Le classement du Ballon d'Or France Football 2002
1. Ronaldo (Pays : Brésil / Club : Real Madrid)
2. Roberto Carlos (Brésil / Real Madrid)
3. Oliver Kahn (Allemagne / Bayern Munich)
4. Zinédine Zidane (France / Real Madrid)
5. Michael Ballack (Allemagne / Bayern Munich)
6. Thierry Henry (France / Arsenal)
7. Raul (Espagne / Real Madrid)
8. Rivaldo (Brésil / Milan AC)
9. Yildiray Bastürk (Turquie / Bayer Leverkusen)
10. Alessandro Del Piero (Italie / Juventus Turin)
11. Hasan Sas (Turquie / Galatasaray)
12. Ronaldinho (Brésil / PSG)
13. Michael Owen (Angleterre / Liverpool) et Ruud Van Nistelrooy (Pays-Bas / Manchester United)

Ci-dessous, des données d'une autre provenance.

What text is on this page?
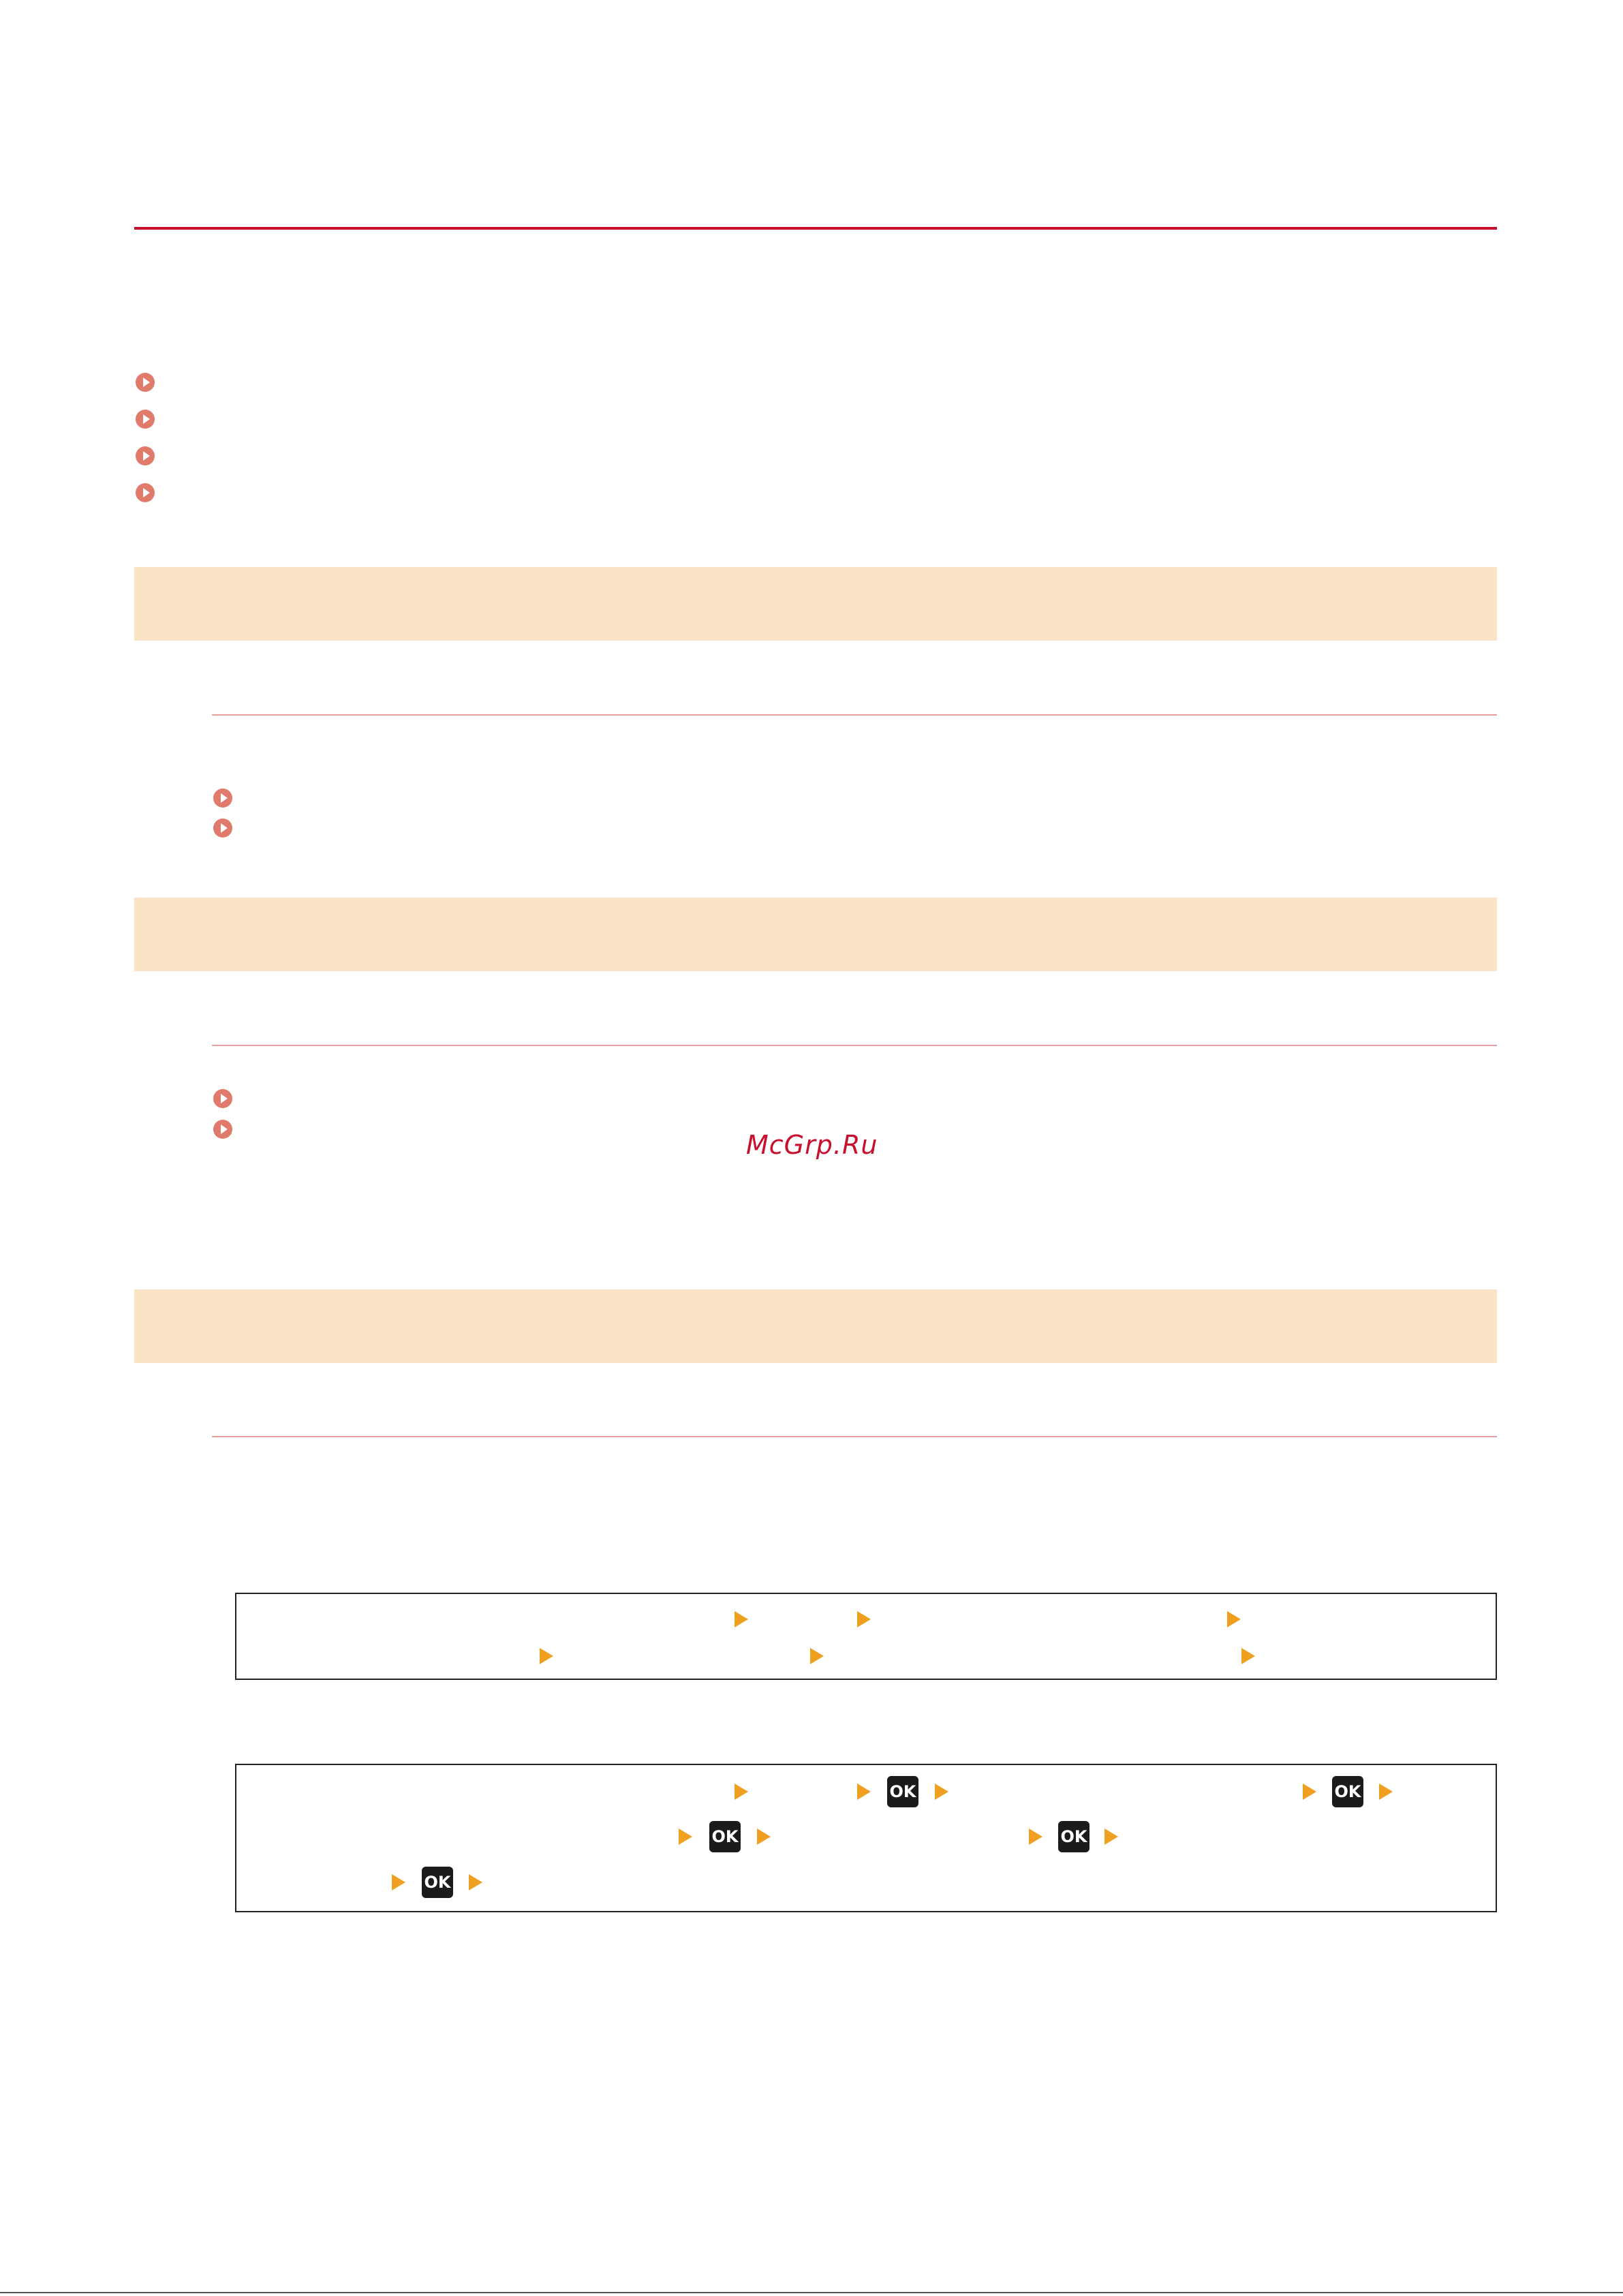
McGrp.Ru
OK	OK
OK	OK
OK
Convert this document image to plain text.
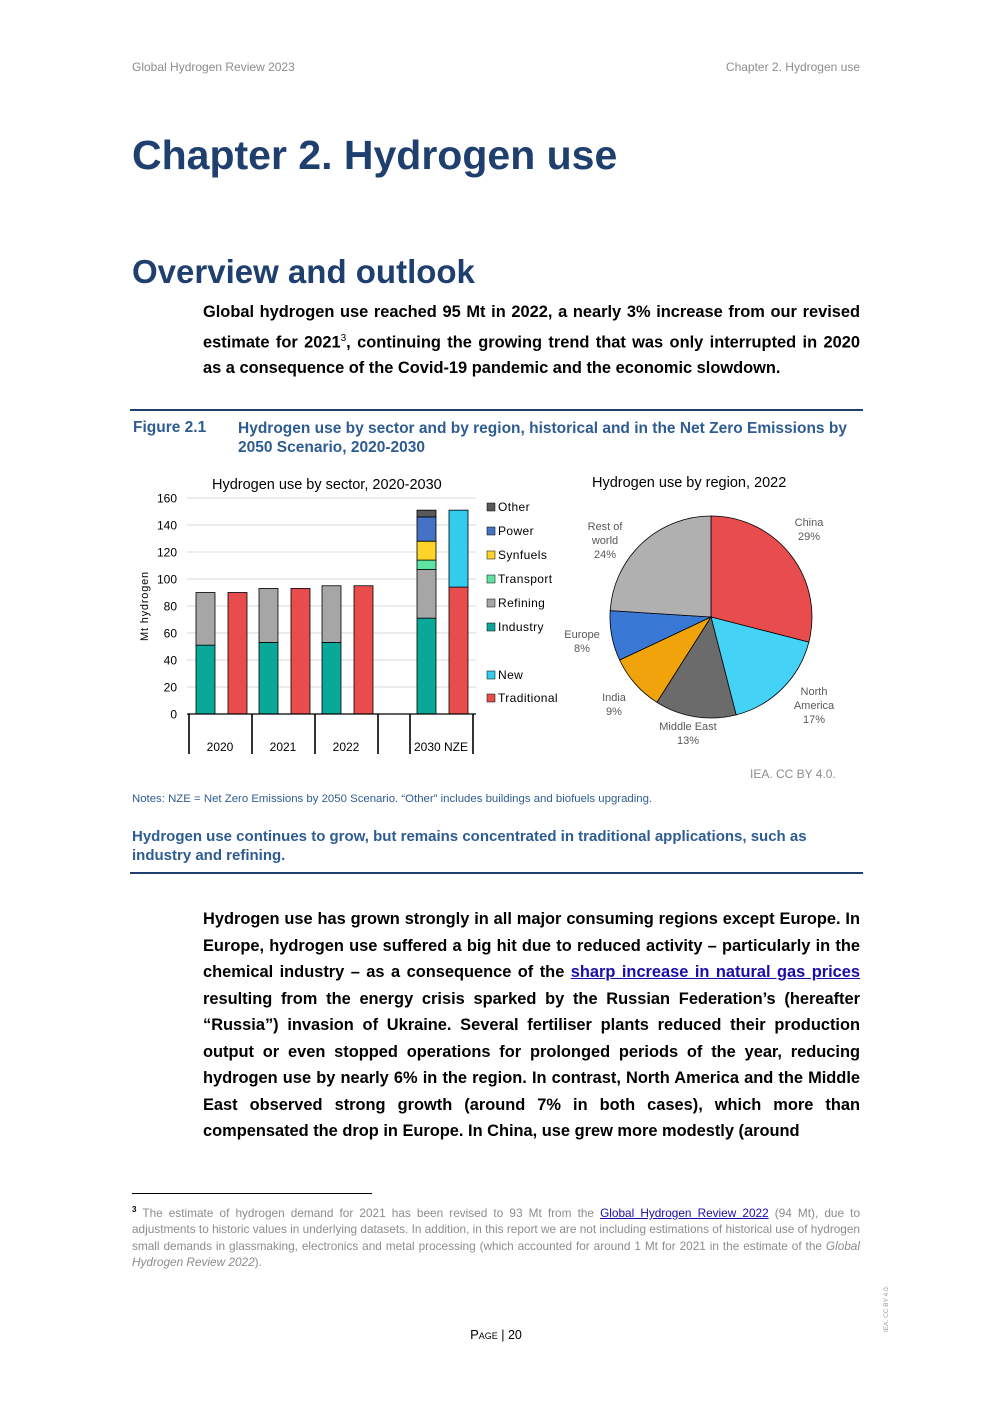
Global Hydrogen Review 2023	Chapter 2. Hydrogen use
Chapter 2. Hydrogen use
Overview and outlook
Global hydrogen use reached 95 Mt in 2022, a nearly 3% increase from our revised estimate for 2021$^3$, continuing the growing trend that was only interrupted in 2020 as a consequence of the Covid-19 pandemic and the economic slowdown.
Figure 2.1 Hydrogen use by sector and by region, historical and in the Net Zero Emissions by 2050 Scenario, 2020-2030
Hydrogen use by sector, 2020-2030
0
20
40
60
80
100
120
140
160
Mt hydrogen
2020	2021	2022	2030 NZE
Other
Power
Synfuels
Transport
Refining
Industry
New
Traditional
Hydrogen use by region, 2022
China 29%
North America 17%
Middle East 13%
India 9%
Europe 8%
Rest of world 24%
IEA. CC BY 4.0.
Notes: NZE = Net Zero Emissions by 2050 Scenario. “Other” includes buildings and biofuels upgrading.
Hydrogen use continues to grow, but remains concentrated in traditional applications, such as industry and refining.
Hydrogen use has grown strongly in all major consuming regions except Europe. In Europe, hydrogen use suffered a big hit due to reduced activity – particularly in the chemical industry – as a consequence of the sharp increase in natural gas prices resulting from the energy crisis sparked by the Russian Federation’s (hereafter “Russia”) invasion of Ukraine. Several fertiliser plants reduced their production output or even stopped operations for prolonged periods of the year, reducing hydrogen use by nearly 6% in the region. In contrast, North America and the Middle East observed strong growth (around 7% in both cases), which more than compensated the drop in Europe. In China, use grew more modestly (around
$^3$ The estimate of hydrogen demand for 2021 has been revised to 93 Mt from the Global Hydrogen Review 2022 (94 Mt), due to adjustments to historic values in underlying datasets. In addition, in this report we are not including estimations of historical use of hydrogen small demands in glassmaking, electronics and metal processing (which accounted for around 1 Mt for 2021 in the estimate of the Global Hydrogen Review 2022).
Page | 20
IEA. CC BY 4.0.
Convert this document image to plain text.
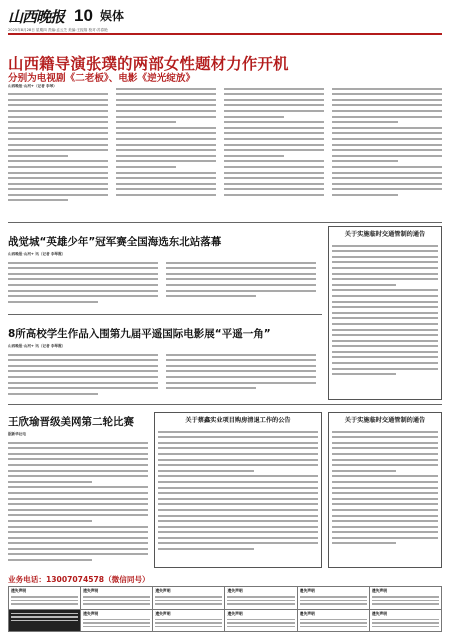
山西晚报 10 娱体
2025年8月28日 星期四 责编:孟云芝 美编:王振翔 校对:苏春艳
山西籍导演张璞的两部女性题材力作开机
分别为电视剧《二老板》、电影《逆光绽放》
山西晚报·山河+（记者 李琴）
战觉城“英雄少年”冠军赛全国海选东北站落幕
山西晚报·山河+ 讯（记者 李琴霞）
8所高校学生作品入围第九届平遥国际电影展“平遥一角”
山西晚报·山河+ 讯（记者 李琴霞）
王欣瑜晋级美网第二轮比赛
据新华社电
关于蔡鑫实业项目购房清退工作的公告
关于实施临时交通管制的通告
关于实施临时交通管制的通告
业务电话：13007074578（微信同号）
遗失声明	遗失声明	遗失声明	遗失声明	遗失声明	遗失声明
遗失声明	遗失声明	遗失声明	遗失声明	遗失声明
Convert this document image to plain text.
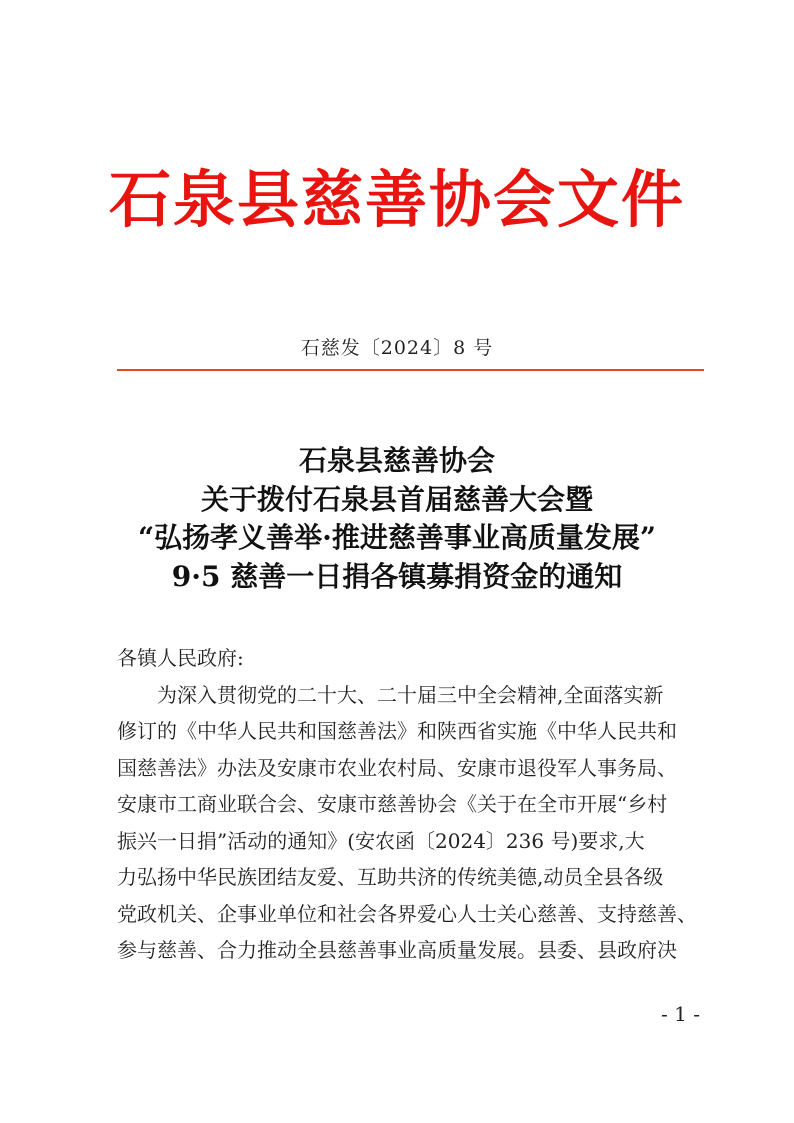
石泉县慈善协会文件
石慈发〔2024〕8 号
石泉县慈善协会
关于拨付石泉县首届慈善大会暨
“弘扬孝义善举·推进慈善事业高质量发展”
9·5 慈善一日捐各镇募捐资金的通知

各镇人民政府:

为深入贯彻党的二十大、二十届三中全会精神,全面落实新

修订的《中华人民共和国慈善法》和陕西省实施《中华人民共和

国慈善法》办法及安康市农业农村局、安康市退役军人事务局、

安康市工商业联合会、安康市慈善协会《关于在全市开展“乡村

振兴一日捐”活动的通知》(安农函〔2024〕236 号)要求,大

力弘扬中华民族团结友爱、互助共济的传统美德,动员全县各级

党政机关、企事业单位和社会各界爱心人士关心慈善、支持慈善、

参与慈善、合力推动全县慈善事业高质量发展。县委、县政府决

- 1 -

15. Cafu (Brésil / AS Roma), Bernd Schneider (Allemagne / Bayer Leverkusen), Juan Carlos Valeron (Espagne / Deportivo La Corogne) et Patrick Vieira (France / Arsenal)
19. Luis Figo (Portugal / Real Madrid) et Lucio (Brésil / Bayer Leverkusen)
21. Papa Bouba Diop (Sénégal / Lens), El-Hadji Diouf (Sénégal / Liverpool) et Rio Ferdinand (Angleterre / Manchester United)
24. Ruben Baraja (Espagne / Valence CF), Filippo Inzaghi (Italie / Milan AC) et Roy Makaay (Pays-Bas / Deportivo La Corogne).